Wednesday, June 15, 2016

God of War: The Power of Fatherhood

I hang out with Oliver and the rest of the Goof Troop on a regular basis. We watched the E3 conferences together, so when this demo reel for the new God of War roll we paid attention. Being that many of us either are raising children, work with them, or otherwise pay attention to the realities of raising children, when we saw Kratos with that boy we took notice. I'll let Oliver take it from here.

First: Give Oliver a follow on Twitter. (And say Hello when you do.) He's a good guy like that, and humble to boot. Knows his stuff.

Now, there's something else I picked up on (and I was not alone): the boy's characterization. Kratos's son is very much what a normal boy is. He wants to play and not do drudge work. He's happy, and cheery, and doesn't want to harm things that don't pose a threat to him or his. He wants his father's approval, thinks highly of him, and love him (and his mother) dearly. He's innocent, and recognizing that fact--along with that he is the son of a god-slayer--means that all the things that any father worth a damn has to do for his son (as Oliver points out) matter even more here.

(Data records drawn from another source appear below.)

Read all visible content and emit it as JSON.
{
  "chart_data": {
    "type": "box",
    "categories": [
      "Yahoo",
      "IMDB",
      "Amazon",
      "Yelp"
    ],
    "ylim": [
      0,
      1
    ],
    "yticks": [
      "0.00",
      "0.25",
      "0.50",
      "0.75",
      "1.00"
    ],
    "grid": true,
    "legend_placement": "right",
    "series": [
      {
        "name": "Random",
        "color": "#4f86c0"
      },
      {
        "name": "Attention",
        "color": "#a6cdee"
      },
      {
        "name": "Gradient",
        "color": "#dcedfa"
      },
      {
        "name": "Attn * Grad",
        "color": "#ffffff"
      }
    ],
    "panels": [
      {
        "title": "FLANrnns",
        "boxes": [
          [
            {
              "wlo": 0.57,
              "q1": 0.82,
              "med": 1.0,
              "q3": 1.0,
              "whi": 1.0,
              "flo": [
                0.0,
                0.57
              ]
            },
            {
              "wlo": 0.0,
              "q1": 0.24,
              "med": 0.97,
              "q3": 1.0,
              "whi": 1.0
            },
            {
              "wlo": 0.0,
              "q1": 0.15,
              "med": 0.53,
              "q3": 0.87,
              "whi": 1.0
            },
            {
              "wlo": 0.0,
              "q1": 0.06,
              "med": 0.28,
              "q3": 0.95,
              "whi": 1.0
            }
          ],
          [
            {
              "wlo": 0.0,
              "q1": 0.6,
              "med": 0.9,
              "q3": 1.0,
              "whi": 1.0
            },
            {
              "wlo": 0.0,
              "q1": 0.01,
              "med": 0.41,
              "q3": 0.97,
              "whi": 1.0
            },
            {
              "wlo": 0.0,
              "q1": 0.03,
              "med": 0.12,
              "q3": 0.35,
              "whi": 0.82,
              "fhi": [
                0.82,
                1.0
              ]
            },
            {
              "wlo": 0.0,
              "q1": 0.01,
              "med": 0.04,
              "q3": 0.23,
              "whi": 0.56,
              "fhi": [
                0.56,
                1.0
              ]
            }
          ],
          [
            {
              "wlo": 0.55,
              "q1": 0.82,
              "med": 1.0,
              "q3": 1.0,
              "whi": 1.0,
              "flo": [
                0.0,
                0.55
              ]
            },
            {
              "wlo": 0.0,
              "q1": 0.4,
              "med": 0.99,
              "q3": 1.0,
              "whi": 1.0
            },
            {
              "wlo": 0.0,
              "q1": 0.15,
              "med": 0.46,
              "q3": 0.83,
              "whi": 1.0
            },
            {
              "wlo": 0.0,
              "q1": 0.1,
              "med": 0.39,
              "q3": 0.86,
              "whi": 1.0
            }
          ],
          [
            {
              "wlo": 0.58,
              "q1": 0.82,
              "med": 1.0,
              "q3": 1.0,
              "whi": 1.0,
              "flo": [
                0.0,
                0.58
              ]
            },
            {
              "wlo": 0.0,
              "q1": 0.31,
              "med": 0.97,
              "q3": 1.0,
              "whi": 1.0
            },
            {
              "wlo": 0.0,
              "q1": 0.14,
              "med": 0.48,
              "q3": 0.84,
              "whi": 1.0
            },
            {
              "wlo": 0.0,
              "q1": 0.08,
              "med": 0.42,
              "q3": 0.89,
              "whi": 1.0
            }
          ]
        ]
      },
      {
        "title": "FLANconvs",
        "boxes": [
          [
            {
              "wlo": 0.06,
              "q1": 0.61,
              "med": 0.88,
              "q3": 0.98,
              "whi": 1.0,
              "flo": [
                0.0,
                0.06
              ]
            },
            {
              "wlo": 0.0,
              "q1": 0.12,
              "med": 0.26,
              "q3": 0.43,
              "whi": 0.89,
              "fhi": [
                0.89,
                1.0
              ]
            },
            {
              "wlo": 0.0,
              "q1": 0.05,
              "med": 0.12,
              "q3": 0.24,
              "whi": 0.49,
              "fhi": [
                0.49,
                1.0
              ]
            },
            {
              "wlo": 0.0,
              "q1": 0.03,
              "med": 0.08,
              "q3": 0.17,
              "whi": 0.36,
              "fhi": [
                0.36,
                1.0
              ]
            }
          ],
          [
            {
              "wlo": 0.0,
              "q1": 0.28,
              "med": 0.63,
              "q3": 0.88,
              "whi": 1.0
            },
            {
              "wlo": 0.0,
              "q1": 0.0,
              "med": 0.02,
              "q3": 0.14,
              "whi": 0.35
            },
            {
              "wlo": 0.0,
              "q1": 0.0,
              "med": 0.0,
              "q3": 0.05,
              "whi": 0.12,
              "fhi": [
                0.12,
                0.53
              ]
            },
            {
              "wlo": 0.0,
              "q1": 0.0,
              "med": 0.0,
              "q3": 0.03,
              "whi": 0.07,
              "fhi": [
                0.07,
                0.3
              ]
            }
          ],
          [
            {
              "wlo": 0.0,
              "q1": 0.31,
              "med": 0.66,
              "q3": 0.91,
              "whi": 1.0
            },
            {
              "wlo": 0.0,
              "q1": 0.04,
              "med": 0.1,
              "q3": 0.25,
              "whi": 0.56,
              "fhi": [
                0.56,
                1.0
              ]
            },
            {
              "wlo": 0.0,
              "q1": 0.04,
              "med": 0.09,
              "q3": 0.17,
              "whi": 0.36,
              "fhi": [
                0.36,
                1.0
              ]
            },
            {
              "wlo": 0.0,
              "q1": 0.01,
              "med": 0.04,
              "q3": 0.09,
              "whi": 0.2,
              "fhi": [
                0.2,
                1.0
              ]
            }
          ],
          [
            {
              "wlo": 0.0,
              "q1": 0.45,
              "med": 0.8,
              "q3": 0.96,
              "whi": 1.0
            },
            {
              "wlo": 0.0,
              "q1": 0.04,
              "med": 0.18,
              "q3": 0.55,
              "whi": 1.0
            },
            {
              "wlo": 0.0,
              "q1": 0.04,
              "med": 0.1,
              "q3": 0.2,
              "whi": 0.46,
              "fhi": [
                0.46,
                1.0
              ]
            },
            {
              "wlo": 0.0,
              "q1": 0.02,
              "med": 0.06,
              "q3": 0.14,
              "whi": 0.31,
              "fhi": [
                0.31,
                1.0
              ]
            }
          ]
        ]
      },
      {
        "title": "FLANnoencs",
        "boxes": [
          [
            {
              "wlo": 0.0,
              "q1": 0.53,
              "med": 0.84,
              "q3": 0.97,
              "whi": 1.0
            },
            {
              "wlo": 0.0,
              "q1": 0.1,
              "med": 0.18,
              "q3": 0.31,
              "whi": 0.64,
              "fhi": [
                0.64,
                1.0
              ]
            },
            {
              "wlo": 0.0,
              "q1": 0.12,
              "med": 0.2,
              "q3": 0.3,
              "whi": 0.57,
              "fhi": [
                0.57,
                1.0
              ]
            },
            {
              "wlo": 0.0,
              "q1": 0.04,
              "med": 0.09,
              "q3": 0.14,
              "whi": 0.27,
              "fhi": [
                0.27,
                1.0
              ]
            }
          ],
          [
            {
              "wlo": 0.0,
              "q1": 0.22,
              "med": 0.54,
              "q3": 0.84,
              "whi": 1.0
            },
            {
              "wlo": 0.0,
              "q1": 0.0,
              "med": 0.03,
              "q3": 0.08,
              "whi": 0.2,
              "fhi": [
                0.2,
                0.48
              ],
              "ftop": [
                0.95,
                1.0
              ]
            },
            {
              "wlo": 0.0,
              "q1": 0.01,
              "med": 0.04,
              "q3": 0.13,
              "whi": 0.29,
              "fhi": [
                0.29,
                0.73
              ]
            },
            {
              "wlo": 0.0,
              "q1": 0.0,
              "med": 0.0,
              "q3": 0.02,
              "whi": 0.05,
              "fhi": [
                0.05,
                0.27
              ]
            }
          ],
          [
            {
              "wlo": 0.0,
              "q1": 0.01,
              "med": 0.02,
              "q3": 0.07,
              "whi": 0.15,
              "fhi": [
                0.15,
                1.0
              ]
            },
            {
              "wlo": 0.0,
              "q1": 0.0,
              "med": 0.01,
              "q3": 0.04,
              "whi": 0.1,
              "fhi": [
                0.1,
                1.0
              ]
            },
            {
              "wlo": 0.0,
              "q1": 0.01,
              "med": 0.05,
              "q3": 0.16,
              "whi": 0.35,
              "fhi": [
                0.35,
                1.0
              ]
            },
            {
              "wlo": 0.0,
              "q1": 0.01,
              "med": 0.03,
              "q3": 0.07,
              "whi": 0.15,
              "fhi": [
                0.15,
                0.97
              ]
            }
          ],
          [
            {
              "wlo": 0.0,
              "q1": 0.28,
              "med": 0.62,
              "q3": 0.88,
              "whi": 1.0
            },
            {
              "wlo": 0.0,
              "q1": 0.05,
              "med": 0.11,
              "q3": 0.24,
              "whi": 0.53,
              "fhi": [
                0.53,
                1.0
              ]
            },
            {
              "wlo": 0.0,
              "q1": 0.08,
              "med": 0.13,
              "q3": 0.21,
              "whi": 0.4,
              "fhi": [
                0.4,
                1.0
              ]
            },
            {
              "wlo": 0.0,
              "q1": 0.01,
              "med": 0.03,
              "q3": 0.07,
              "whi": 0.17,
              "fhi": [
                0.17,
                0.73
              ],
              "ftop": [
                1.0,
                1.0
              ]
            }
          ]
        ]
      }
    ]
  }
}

Being the son of a legendary and notorious hero and god-slayer makes you a target for his enemies, and Kratos will not always be there to protect him.

Kratos knows that, sooner or later, his son must fend for himself- and do so in a world filled with gods and monsters who hate and fear Kratos. He knows that his boy may be required to fend for himself well before most ordinary boys do, and do so against far more powerful threats than most ordinary boys need ever consider. He doesn't know how much time he has, so he's got to get this boy ready as soon as he can. Yet, in doing so, he knows what has to happen to harden a boy into a man. He knows how loving and caring his son is, how his boy really doesn't want to harm others, so he wisely decides to focus on the truth: that men have to do it, but only when necessary. That he does so in so brilliant a move as helping the boy do the mercy-kill on the stag they hunted is a powerful moment, one that his son will never forget.

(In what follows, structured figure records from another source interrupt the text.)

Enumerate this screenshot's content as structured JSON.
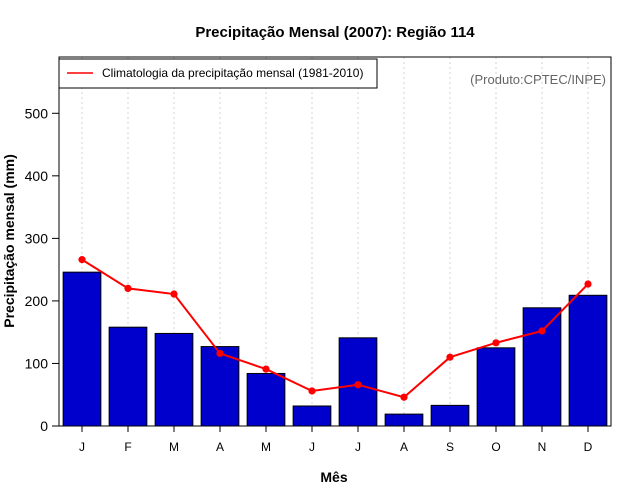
{
  "chart_data": {
    "type": "bar",
    "title": "Precipitação Mensal (2007): Região 114",
    "xlabel": "Mês",
    "ylabel": "Precipitação mensal (mm)",
    "categories": [
      "J",
      "F",
      "M",
      "A",
      "M",
      "J",
      "J",
      "A",
      "S",
      "O",
      "N",
      "D"
    ],
    "ylim": [
      0,
      590
    ],
    "yticks": [
      0,
      100,
      200,
      300,
      400,
      500
    ],
    "grid": "vertical-dotted",
    "series": [
      {
        "name": "Precipitação mensal (2007)",
        "type": "bar",
        "color": "#0000cc",
        "values": [
          246,
          158,
          148,
          127,
          84,
          32,
          141,
          19,
          33,
          125,
          189,
          209
        ]
      },
      {
        "name": "Climatologia da precipitação mensal (1981-2010)",
        "type": "line",
        "color": "#ff0000",
        "values": [
          266,
          220,
          211,
          116,
          91,
          56,
          66,
          46,
          110,
          133,
          152,
          227
        ]
      }
    ],
    "legend": {
      "position": "top-left",
      "label": "Climatologia da precipitação mensal (1981-2010)"
    },
    "annotation": "(Produto:CPTEC/INPE)"
  }
}
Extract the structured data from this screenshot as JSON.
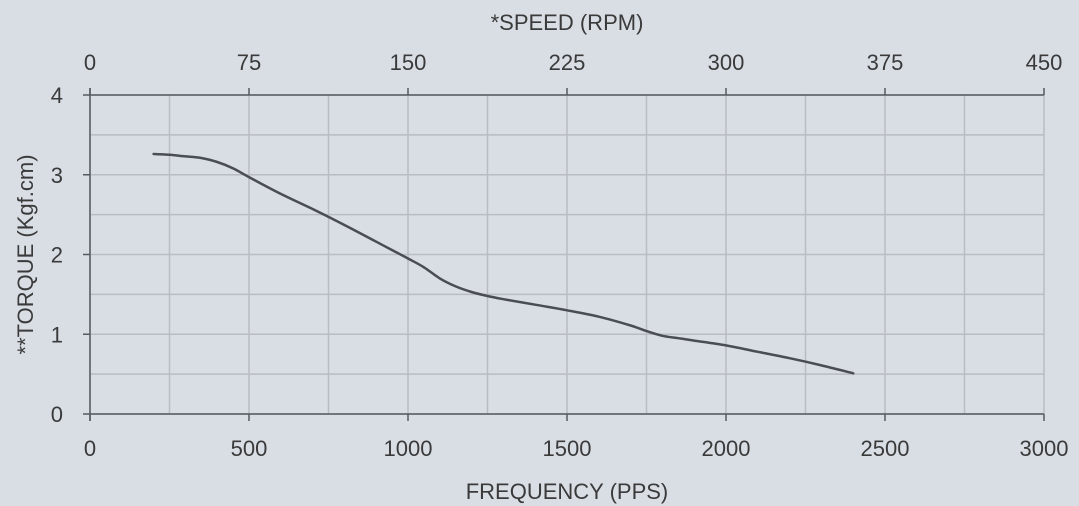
{
  "chart_data": {
    "type": "line",
    "title": "",
    "xlabel": "FREQUENCY (PPS)",
    "ylabel": "**TORQUE (Kgf.cm)",
    "x2label": "*SPEED (RPM)",
    "xlim": [
      0,
      3000
    ],
    "ylim": [
      0,
      4
    ],
    "x2lim": [
      0,
      450
    ],
    "xticks": [
      0,
      500,
      1000,
      1500,
      2000,
      2500,
      3000
    ],
    "yticks": [
      0,
      1,
      2,
      3,
      4
    ],
    "x2ticks": [
      0,
      75,
      150,
      225,
      300,
      375,
      450
    ],
    "xgrid": [
      0,
      250,
      500,
      750,
      1000,
      1250,
      1500,
      1750,
      2000,
      2250,
      2500,
      2750,
      3000
    ],
    "ygrid": [
      0,
      0.5,
      1,
      1.5,
      2,
      2.5,
      3,
      3.5,
      4
    ],
    "grid": true,
    "legend": "none",
    "series": [
      {
        "color": "#4a4d52",
        "points": [
          [
            200,
            3.26
          ],
          [
            250,
            3.25
          ],
          [
            300,
            3.23
          ],
          [
            350,
            3.21
          ],
          [
            400,
            3.16
          ],
          [
            450,
            3.08
          ],
          [
            500,
            2.97
          ],
          [
            600,
            2.76
          ],
          [
            700,
            2.57
          ],
          [
            800,
            2.37
          ],
          [
            900,
            2.16
          ],
          [
            1000,
            1.95
          ],
          [
            1050,
            1.84
          ],
          [
            1100,
            1.7
          ],
          [
            1150,
            1.6
          ],
          [
            1200,
            1.53
          ],
          [
            1250,
            1.48
          ],
          [
            1300,
            1.44
          ],
          [
            1400,
            1.37
          ],
          [
            1500,
            1.3
          ],
          [
            1600,
            1.22
          ],
          [
            1700,
            1.11
          ],
          [
            1750,
            1.04
          ],
          [
            1800,
            0.98
          ],
          [
            1850,
            0.95
          ],
          [
            1900,
            0.92
          ],
          [
            2000,
            0.86
          ],
          [
            2100,
            0.78
          ],
          [
            2200,
            0.7
          ],
          [
            2300,
            0.61
          ],
          [
            2400,
            0.51
          ]
        ]
      }
    ]
  }
}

That moment is transformative. That moment is what we call "initiatory", because it is the first time this boy did what will become routine for him, and in doing this he learned by direct experience what is required of him when he grows up. Any culture worth a damn recognizes that these moments are necessary, and therefore finds a way to structure them to produce the desired results reliably. What we saw here is the raw, emergent form and not the ritualized and formalized form we're often told to think of initiation rites. For boys, this is critical for proper development into men, and that means men need to be fathers to guide their sons through this process.

To see this depicted, and depicted as the good and necessary thing that it is, in a AAA videogame title is a big deal- and a display that rejects the SocJus cult's poisonous dogma that hates the power that fathers and fatherhood possess to build and maintain healthy cultures in all the races of Man. For that, I am grateful to the team behind this new God of War game. Now, I just hope that the gameplay also delivers.